1 frying chicken, about 4 ½ pounds, cut into 8 pieces with the backbone
Kosher salt and freshly ground black pepper
2 tablespoons olive oil
1 large onion, halved and sliced from root end to top
2 cloves garlic, finely chopped
1 ½ tablespoons finely chopped fresh ginger
One (28-ounce) can diced tomatoes, drained of half the liquid
Three 3-inch cinnamon sticks, preferably “true” cinnamon
3 star anise pods
1 ½ cups torn leaves cinnamon basil, or sweet basil, gently packed
Season all sides of the chicken with salt and pepper. Heat the olive oil over medium-high heat in a large skillet with a tight-fitting lid. When the pan is hot, put the chicken pieces in the pan, skin side down, and cook uncovered until the skin turns deep golden brown, at least 6 to 8 minutes. Turn the chicken and cook another 2 to 3 minutes on the other side. Take the chicken out of the pan and pile it on a platter.

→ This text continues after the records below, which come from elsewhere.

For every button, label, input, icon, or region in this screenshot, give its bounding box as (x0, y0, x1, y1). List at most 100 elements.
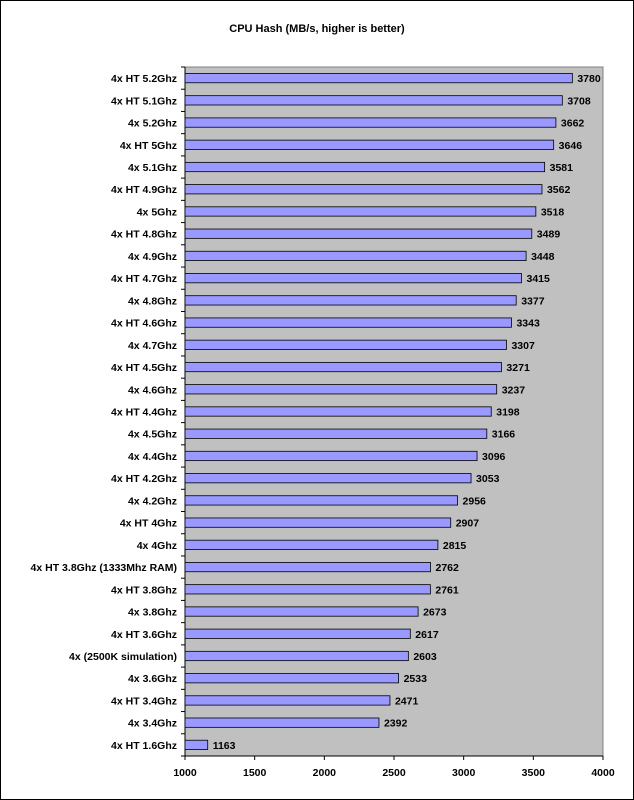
data-label: 1163 (213, 740, 236, 752)
bar (184, 117, 557, 128)
category-label: 4x 3.8Ghz (128, 607, 177, 619)
data-label: 3448 (531, 251, 555, 263)
data-label: 3780 (577, 73, 601, 85)
bar (184, 384, 498, 395)
data-label: 3053 (476, 473, 500, 485)
x-tick-label: 2500 (382, 767, 406, 779)
data-label: 3708 (567, 95, 591, 107)
data-label: 2956 (463, 495, 487, 507)
bar (184, 250, 527, 261)
bar (184, 650, 409, 662)
data-label: 3518 (541, 206, 565, 218)
data-label: 3343 (516, 318, 540, 330)
data-label: 3166 (492, 429, 516, 441)
bar (184, 139, 555, 150)
category-label: 4x HT 1.6Ghz (111, 740, 177, 752)
data-label: 3307 (511, 340, 535, 352)
category-label: 4x HT 4.2Ghz (111, 473, 177, 485)
bar (184, 695, 391, 706)
category-label: 4x HT 4.7Ghz (111, 273, 177, 285)
category-label: 4x 3.6Ghz (128, 673, 177, 685)
data-label: 3237 (502, 384, 526, 396)
category-label: 4x 4.7Ghz (128, 340, 177, 352)
category-label: 4x HT 4.5Ghz (111, 362, 177, 374)
data-label: 3377 (521, 295, 545, 307)
bar (184, 539, 439, 550)
data-label: 3198 (496, 407, 520, 419)
bar (184, 517, 452, 528)
data-label: 3646 (559, 140, 583, 152)
bar (184, 584, 431, 595)
bar (184, 95, 563, 106)
data-label: 3096 (482, 451, 506, 463)
bar (184, 295, 517, 306)
category-label: 4x HT 3.6Ghz (111, 629, 177, 641)
category-label: 4x 4.8Ghz (128, 295, 177, 307)
category-label: 4x HT 3.8Ghz (1333Mhz RAM) (31, 562, 177, 574)
category-label: 4x HT 4.4Ghz (111, 407, 177, 419)
data-label: 2761 (435, 584, 459, 596)
bar (184, 339, 507, 350)
labels: 3780 4x HT 5.2Ghz 3708 4x HT 5.1Ghz 3662 4x 5… (31, 73, 601, 752)
data-label: 2815 (443, 540, 467, 552)
data-label: 3271 (506, 362, 530, 374)
bar (184, 73, 573, 84)
bar (184, 428, 488, 439)
category-label: 4x HT 4.9Ghz (111, 184, 177, 196)
bar (184, 562, 431, 573)
bar (184, 628, 411, 639)
data-label: 2617 (415, 629, 439, 641)
data-label: 2392 (384, 718, 408, 730)
data-label: 3662 (561, 118, 585, 130)
bar (184, 606, 419, 617)
category-label: 4x 5.2Ghz (128, 118, 177, 130)
data-label: 2907 (456, 518, 480, 530)
chart-title: CPU Hash (MB/s, higher is better) (229, 23, 405, 35)
bar (184, 717, 380, 728)
data-label: 2762 (436, 562, 460, 574)
bar (184, 206, 537, 217)
bar (184, 317, 512, 328)
category-label: 4x HT 3.4Ghz (111, 695, 177, 707)
x-tick-label: 3500 (522, 767, 546, 779)
category-label: 4x HT 3.8Ghz (111, 584, 177, 596)
bar (184, 673, 399, 684)
x-tick-label: 1500 (243, 767, 267, 779)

Reduce the heat to medium and add the onion, garlic, and ginger to the pan. Stir them around for 3 to 4 minutes, or until they soften and begin to brown. Add the tomatoes, cinnamon sticks, star anise, and 1 teaspoon kosher salt. Put the chicken back in the pan. When the tomatoes come to a simmer, cover the pan, turn the heat to very low, and cook for about 50 minutes, or until there is little resistance when you pierce a thigh with the tip of a paring knife. If the sauce seems watery, turn the heat to high and boil it uncovered until it thickens. Scatter in the basil as you toss the chicken in the sauce with tongs. Serve right away.